Le GAFI propose ainsi un ensemble de bonnes pratiques destinées notamment à concilier la lutte contre le FT et l’accès des OBNL aux services financiers. Nous souhaitons rendre attentifs au fait que le GAFI invite en ce sens les institutions financières, lorsqu’elles ont identifié un risque de FT propre à un OBNL et ses activités, à déterminer s’il existe des garanties et mesures appropriées qui leur permettent de le gérer. Le GAFI recommande également aux institutions financières de collaborer plus étroitement avec le secteur non lucratif pour ouvrir des discussions sur les attentes et problématiques rencontrées par chacun. De tels échanges offrent la possibilité aux institutions financières d’exprimer clairement leurs exigences à l’égard des OBNL.

En ce sens, il convient également de rappeler qu’au niveau européen, l’Autorité bancaire européenne (« ABE ») a mis à jour ses lignes de conduite afin d’intégrer les facteurs que les institutions financières doivent prendre en considération lorsqu’elles évaluent les risques de blanchiment et de FT liés à une relation d’affaires avec des OBNL. Nous renvoyons le lecteur vers la circulaire CSSF 23/8429 adoptant ces lignes de conduite (EBA/GL/2023/03).

Finalement, la combinaison de ces facteurs et guidances précitées, permet de dresser une liste non-exhaustive d’indicateurs que les institutions financières pourraient considérer afin de déterminer si elles sont confrontées à une situation de risque FT par l’entremise abusive d’un OBNL :

Indicateurs liés aux méthodes/fréquences de financement :

  • difficultés à tracer l’origine ou la destination des fonds ;
  • dons majoritairement en espèces ;
  • augmentation inexpliquée des dépôts et de l’activité transactionnelle ;
  • retraits importants et inhabituels (notamment suite à un refus de procéder à un virement vers l’étranger) ;
  • transactions contenant des termes/symboles associés à des idéologies violentes, racistes et/ou terroristes.

Facteurs géographiques :

  • envoi des fonds à plusieurs entités dans un/des pays à haut risque ;
  • nomination d’un tiers comme mandataire des comptes qui envoie des fonds à des pays à haut risque (notamment suite à une campagne de collecte de fonds) ;
  • absence de donateurs nationaux et présence de donateurs situés dans des pays à haut risque ;
  • transmission de ressources ou activités dans une zone connue pour la présence substantielle de terroristes ;
  • liens avec des zones de conflit ou des régions voisines (par ex. : transferts vers une association locale censée poursuivre les missions de l’OBNL) ;
  • transferts de fonds depuis/vers des entités opérant dans des zones connues pour des activités terroristes.

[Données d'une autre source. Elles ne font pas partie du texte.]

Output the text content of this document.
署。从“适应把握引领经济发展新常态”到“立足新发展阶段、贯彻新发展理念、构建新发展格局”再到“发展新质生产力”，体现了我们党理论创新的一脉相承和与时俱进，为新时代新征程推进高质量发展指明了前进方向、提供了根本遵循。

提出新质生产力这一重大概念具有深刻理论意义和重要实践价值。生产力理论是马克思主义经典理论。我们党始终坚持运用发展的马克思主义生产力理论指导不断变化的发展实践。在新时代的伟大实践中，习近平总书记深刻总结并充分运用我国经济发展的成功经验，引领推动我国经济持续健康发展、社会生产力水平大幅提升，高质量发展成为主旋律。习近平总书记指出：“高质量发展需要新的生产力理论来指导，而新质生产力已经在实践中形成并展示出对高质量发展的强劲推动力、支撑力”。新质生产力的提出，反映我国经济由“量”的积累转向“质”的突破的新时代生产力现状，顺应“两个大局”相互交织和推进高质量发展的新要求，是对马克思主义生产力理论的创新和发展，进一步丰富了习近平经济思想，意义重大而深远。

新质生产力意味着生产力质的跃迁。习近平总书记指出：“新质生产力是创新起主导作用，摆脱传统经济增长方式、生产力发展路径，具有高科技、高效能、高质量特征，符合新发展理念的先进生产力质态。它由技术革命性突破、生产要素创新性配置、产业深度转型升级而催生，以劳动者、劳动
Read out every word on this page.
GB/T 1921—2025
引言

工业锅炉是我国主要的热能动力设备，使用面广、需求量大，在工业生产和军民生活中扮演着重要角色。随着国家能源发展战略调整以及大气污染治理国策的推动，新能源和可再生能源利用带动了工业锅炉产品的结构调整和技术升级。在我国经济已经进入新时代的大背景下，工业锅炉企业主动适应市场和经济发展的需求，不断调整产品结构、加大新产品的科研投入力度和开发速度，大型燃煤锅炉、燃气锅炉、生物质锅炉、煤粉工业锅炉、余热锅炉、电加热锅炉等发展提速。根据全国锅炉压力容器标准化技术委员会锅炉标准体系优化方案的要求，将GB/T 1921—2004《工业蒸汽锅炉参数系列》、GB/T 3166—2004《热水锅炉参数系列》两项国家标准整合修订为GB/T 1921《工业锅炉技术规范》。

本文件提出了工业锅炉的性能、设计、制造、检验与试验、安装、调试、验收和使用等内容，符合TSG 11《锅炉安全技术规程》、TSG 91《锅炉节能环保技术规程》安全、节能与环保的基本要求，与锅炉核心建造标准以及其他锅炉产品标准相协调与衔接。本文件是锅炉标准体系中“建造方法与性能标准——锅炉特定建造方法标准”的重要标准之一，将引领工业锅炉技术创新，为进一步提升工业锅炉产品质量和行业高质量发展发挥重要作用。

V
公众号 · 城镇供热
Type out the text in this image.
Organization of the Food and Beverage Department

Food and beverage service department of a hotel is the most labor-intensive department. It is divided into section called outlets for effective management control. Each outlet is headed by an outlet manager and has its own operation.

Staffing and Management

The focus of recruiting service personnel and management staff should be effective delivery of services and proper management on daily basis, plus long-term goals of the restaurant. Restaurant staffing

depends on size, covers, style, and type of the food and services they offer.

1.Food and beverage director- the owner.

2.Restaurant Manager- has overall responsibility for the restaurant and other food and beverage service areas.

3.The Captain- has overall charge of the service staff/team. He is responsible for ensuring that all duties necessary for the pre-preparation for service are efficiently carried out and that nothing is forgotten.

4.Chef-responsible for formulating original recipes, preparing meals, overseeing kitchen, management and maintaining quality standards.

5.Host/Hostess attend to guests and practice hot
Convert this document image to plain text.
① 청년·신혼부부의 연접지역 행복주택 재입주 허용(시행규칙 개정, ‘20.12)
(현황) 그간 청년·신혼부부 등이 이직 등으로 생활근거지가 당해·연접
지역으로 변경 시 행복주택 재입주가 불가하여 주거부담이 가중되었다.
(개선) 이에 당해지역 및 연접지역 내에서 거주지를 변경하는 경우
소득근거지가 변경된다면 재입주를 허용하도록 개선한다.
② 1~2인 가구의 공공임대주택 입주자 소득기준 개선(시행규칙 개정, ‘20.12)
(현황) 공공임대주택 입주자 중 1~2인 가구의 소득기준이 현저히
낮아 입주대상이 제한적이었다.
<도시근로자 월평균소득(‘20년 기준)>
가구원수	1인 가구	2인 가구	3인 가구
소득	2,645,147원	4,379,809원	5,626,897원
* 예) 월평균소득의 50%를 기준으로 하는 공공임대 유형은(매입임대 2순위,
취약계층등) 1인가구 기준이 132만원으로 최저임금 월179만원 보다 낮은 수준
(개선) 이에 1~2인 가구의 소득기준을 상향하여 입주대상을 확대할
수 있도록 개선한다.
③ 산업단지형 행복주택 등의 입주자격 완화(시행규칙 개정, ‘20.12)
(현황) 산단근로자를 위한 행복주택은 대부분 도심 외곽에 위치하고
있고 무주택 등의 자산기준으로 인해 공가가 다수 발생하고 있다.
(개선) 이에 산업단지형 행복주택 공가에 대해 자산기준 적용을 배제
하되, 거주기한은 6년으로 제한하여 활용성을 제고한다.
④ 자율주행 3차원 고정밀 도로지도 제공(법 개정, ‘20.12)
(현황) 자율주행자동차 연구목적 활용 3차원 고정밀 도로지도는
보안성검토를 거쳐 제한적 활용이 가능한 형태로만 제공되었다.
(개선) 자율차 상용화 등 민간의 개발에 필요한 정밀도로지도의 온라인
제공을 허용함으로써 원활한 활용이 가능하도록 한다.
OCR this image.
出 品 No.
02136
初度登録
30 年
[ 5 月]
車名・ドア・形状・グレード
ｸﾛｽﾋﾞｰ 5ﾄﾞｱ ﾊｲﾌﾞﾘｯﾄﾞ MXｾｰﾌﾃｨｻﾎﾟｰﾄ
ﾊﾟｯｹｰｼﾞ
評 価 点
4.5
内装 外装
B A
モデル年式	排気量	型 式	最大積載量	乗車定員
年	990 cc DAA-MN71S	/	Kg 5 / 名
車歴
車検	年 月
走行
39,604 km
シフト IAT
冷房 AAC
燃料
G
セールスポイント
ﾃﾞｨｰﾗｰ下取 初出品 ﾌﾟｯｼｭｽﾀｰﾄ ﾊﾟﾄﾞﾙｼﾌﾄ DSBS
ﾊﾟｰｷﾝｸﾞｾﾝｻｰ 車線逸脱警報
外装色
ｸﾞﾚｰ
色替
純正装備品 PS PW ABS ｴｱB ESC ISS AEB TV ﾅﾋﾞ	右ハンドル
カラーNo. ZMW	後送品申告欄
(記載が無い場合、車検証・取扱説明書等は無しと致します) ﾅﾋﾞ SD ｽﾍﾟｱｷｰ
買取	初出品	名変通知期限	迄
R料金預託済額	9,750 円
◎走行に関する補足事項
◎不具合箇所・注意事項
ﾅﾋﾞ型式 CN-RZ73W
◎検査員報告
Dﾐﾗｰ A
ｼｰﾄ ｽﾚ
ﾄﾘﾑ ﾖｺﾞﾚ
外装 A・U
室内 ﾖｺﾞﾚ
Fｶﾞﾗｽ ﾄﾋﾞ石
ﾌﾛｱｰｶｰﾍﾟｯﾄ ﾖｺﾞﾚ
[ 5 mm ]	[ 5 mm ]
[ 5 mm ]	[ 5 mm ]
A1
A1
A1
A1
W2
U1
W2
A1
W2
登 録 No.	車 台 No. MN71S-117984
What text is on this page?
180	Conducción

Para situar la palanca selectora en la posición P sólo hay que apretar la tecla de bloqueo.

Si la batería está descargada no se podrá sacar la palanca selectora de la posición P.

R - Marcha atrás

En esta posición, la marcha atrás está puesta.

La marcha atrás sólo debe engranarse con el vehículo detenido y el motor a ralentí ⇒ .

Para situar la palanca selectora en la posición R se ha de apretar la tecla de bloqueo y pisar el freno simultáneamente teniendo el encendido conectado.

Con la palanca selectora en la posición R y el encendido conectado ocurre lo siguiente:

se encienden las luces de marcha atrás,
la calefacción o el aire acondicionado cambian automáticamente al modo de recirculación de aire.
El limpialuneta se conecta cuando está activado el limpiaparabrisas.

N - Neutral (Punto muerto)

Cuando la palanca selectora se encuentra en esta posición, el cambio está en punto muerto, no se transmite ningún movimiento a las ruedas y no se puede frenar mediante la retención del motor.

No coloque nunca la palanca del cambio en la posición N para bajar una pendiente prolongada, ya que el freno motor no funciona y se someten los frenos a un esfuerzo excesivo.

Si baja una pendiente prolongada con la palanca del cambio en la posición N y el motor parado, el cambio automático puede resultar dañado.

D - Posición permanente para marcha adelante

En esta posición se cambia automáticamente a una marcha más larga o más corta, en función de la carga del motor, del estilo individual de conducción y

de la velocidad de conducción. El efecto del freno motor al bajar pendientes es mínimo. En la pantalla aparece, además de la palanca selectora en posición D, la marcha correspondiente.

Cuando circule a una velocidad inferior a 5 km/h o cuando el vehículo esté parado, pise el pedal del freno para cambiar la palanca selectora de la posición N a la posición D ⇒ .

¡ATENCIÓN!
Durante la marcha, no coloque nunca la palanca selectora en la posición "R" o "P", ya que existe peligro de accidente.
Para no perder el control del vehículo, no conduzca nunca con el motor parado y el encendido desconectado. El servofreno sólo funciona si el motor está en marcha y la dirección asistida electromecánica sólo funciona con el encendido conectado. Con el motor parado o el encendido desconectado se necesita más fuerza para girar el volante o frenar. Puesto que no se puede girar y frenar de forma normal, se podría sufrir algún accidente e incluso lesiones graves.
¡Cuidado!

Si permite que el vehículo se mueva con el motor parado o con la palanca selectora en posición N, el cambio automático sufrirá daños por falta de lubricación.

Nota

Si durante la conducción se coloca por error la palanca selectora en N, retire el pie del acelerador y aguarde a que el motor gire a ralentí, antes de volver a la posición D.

Indicateurs liés à la réputation :

  • existence d’informations fiables indiquant un lien avec des tiers soutenant des activités terroristes ou y participant ;
  • réception de fonds provenant d’entités soupçonnées de soutenir des activités terroristes ;
  • réception de fonds provenant de terroristes présumés [ou de « personnes listées » i.e. des personnes reprises sur des listes de sanctions financières en matière de FT10.

Indicateurs liés au contrôle :

  • manque d’informations sur l’objectif, et le cas échéant les bénéficiaires finaux des activités, de l’OBNL ;
  • incapacité à rendre des comptes quant à l’utilisation finale de l’ensemble des ressources ; absence de statut juridique (en vertu du droit national ou d’une autre juridiction).

Autres indicateurs :

  • disparition de la présence en ligne et/ou sur les réseaux sociaux de l’OBNL (notamment suite au recours au financement participatif (« crowdfunding« ) afin de solliciter des dons) ;
  • utilisation de documents falsifiés ou contradictoires ;
  • partage des locaux avec une organisation soupçonnée de soutenir des activités terroristes ; etc.

Les indicateurs géographiques permettent de mettre en évidence les situations potentielles dans lesquelles les OBNL sont abusés à des fins de FT en aval (détournement des fonds), alors que les autres indicateurs caractérisent plutôt les situations éventuelles dans lesquelles les OBNL participent au FT et sont établis en amont dans ce but précis.

En conclusion, sur base de leur approche basée sur les risques, les institutions financières appliquent des mesures de mitigation appropriées et proportionnées aux OBNL qu’elles ont identifiés comme étant exposés au risque de FT, tout en veillant à ne pas stigmatiser l’ensemble des acteurs du secteur, et en se gardant de pratiquer un « de-risking » qui porterait atteinte à l’inclusion financière des OBNL, et à la transparence.

1 MinJus_ ML/TF vertical risk assessment on legal persons and legal arrangements 2022 (VRA LP LA) – Ministry of Justice // The Luxembourg Government (gouvernement.lu)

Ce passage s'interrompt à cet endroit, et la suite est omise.